Bij goederenrechtelijke kwesties ligt dit net anders. Wanneer de verzoeker aanvankelijk de drempel haalde, maar een verzoek indient na overeenstemming over de verkoop, doch voor overeenstemming over de leveringsvoorwaarden, blijft de verzoeker in beginsel ontvankelijk. Hoe groter de onzekerheid over de voltooiing van de verkoop, des te groter de kans dat de Ondernemingskamer de verkoper als verzoeker ontvankelijk acht. Indien er duidelijk overeenstemming lijkt te zijn, maar enkel de leverings-formaliteiten nog niet zijn verricht, wordt de verzoeker doorgaans niet-ontvankelijk verklaard. Het omgekeerde geldt eveneens. Indien de aandelen nog niet zijn geleverd aan de koper, maar de koper daar al wel een vorderingsrecht op heeft, wordt de koper snel ontvankelijk verklaard. De ratio hierachter is dat de aandelen dan al voor rekening en risico van de koper komen.

4. Pandhouder en vruchtgebruiker

De vruchtgebruiker en pandhouder van aandelen kunnen onder bepaalde omstandigheden ook een enquêteverzoek indienen. Hoe dit werkt, verschilt tussen de NV en de BV.

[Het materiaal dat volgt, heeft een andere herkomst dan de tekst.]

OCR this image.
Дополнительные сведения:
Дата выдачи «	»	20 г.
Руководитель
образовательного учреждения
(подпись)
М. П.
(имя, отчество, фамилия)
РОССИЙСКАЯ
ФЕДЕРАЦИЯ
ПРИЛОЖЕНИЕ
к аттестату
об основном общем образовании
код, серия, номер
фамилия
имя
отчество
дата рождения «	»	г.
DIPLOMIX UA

Bij de NV geldt als hoofdregel dat de pandhouder of vruchtgebruiker het recht heeft een enquêteverzoek in te stellen. Dit recht kan hem echter worden onthouden bij de vestiging of overdracht van het recht, of bij de statuten. Bij de BV heeft de pandhouder of vruchtgebruiker slechts het recht om een enquêteverzoek in te stellen indien hij het recht heeft om de aan de betreffende aandelen verbonden stemrechten uit te oefenen.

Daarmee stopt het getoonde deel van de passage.